Faery Gardner’s Faery Tree: West Asheville
Faery Gardner moved to the Riverview neighborhood, nearby my home, in the summer of 2006. As soon as we saw the backyard, we knew we had a faery tree in our magical universe. It had that telling faery hole, where you enter the worlds of middle earth. And it was clearly emanating some strange light and energy that fascinated children and adults.
Faery Gardner, true to her name, decided we should have a garden behind the faery tree and that it should be made in the shape of a circle. We had all kinds of gardens in addition to the main bed, we had faery greens, faery beans, faery squash, faery tomatoes, and an abundance of faery flowers. For some reason the corn did not survive well in this Appalachian soil and it was hard to grow broccoli.

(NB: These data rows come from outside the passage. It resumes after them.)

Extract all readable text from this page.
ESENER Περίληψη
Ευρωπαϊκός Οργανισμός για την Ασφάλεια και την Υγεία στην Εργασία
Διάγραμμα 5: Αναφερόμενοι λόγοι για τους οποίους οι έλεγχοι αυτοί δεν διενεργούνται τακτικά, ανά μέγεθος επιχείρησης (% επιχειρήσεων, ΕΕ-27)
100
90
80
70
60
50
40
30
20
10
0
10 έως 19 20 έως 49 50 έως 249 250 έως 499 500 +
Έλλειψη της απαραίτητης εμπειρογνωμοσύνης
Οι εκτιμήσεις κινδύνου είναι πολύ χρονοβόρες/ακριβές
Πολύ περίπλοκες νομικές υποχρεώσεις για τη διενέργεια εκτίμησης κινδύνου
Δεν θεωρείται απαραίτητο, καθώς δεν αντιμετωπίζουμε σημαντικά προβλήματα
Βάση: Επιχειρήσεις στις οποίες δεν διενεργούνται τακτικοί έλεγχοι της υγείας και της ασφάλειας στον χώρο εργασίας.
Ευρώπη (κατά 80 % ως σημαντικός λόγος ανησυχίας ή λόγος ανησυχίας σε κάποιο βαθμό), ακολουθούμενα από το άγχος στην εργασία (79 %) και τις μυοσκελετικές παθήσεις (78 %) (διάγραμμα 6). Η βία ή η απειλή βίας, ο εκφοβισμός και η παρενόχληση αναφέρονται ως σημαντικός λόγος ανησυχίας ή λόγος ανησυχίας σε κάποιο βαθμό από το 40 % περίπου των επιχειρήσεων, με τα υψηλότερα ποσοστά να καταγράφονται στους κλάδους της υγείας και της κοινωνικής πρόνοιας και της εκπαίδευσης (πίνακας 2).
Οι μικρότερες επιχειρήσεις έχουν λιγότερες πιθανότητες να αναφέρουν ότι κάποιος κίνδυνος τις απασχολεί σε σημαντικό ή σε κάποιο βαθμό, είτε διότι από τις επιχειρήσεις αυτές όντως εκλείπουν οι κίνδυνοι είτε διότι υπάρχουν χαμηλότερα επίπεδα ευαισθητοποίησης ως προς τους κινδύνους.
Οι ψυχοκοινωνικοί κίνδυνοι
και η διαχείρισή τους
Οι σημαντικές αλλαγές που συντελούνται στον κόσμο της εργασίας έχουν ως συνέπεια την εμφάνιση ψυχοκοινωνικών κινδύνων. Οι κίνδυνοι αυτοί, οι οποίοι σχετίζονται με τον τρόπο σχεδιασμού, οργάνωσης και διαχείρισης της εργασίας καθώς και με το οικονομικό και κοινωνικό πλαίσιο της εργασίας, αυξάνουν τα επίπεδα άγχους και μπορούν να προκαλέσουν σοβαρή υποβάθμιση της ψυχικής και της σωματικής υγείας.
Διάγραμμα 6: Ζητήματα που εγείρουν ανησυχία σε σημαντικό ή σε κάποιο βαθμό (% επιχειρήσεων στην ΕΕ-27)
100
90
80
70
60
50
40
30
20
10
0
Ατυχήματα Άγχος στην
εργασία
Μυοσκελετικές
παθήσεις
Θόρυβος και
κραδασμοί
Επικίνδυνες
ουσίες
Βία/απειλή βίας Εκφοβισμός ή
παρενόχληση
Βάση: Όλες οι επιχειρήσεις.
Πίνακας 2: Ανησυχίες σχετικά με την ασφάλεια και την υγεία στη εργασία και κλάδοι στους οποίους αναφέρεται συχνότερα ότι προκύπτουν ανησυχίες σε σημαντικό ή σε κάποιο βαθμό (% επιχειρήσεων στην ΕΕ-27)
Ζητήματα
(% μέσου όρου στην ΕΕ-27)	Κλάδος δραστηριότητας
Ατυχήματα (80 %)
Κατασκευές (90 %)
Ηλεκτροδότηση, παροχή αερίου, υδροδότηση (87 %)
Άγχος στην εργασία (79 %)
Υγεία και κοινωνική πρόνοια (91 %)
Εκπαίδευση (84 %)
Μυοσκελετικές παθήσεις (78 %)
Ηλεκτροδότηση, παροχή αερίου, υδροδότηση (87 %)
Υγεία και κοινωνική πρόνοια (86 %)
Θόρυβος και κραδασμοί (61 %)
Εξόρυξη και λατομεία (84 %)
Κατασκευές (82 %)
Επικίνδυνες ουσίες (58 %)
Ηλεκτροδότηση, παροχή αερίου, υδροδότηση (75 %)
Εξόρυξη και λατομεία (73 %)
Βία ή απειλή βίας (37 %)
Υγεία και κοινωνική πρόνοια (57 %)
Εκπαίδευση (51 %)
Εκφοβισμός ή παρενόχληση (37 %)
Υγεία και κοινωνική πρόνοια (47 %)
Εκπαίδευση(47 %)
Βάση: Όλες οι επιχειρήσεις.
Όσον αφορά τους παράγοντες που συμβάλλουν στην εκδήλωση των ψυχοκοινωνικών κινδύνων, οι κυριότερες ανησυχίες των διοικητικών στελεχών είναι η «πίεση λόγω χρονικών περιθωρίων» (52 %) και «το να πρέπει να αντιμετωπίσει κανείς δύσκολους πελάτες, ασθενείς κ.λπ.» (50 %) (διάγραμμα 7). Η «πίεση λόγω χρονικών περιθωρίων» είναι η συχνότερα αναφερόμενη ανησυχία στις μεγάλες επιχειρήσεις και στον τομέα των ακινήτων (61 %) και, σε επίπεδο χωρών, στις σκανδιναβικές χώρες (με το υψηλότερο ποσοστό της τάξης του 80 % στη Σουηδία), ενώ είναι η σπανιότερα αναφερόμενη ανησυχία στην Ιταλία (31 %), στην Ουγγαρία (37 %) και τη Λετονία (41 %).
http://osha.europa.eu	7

Beginning with the first garden, the faery tree was honored and decorated by children, who liked to make little houses and dwellings within its branches and light it up with candles and glitter. There has been ritual performed there, and gifts and food left for the faeries. There have been daytime festivities and evening get togethers. We’ve caressed the faery tree, hung on its branches, and blown all kinds of smoke into the leaves. We’ve gotten drunk under the faery tree, sung songs, and even cried. The faery tree has held the tribe throughout these two years and blessed the garden, and our food.
Now it’s time to say goodbye to the faery tree. Faery Gardner has moved outside of the city to the hinterlands and is looking for a new faery tree on the land. But before she heads out to the country, I have one last wish for the faery tree.
I wish with all of my heart that all of the trees here, including the trees in the back behind the fence will continue to stand, and not be ripped down by those evil developers who want to build luxury condos there. You see, Faery Gardner’s faery tree sits on the ridge just above the dog park and some evil developers want to rip every single tree on that ridge down. So, before I leave the faery tree to the next occupant of this magical abode, I pray that this one tree — along with the tribe’s collective energy– will create enough magic to save all the rest. Maybe the developers will just go broke like the stock market and disappear from Asheville. Maybe they will end up back in South Florida, where they probably came from, so a hurricane can take them under. Whatever their reasons for ripping down all the trees on the ridge, they’re not good enough for me. Long live the faeries.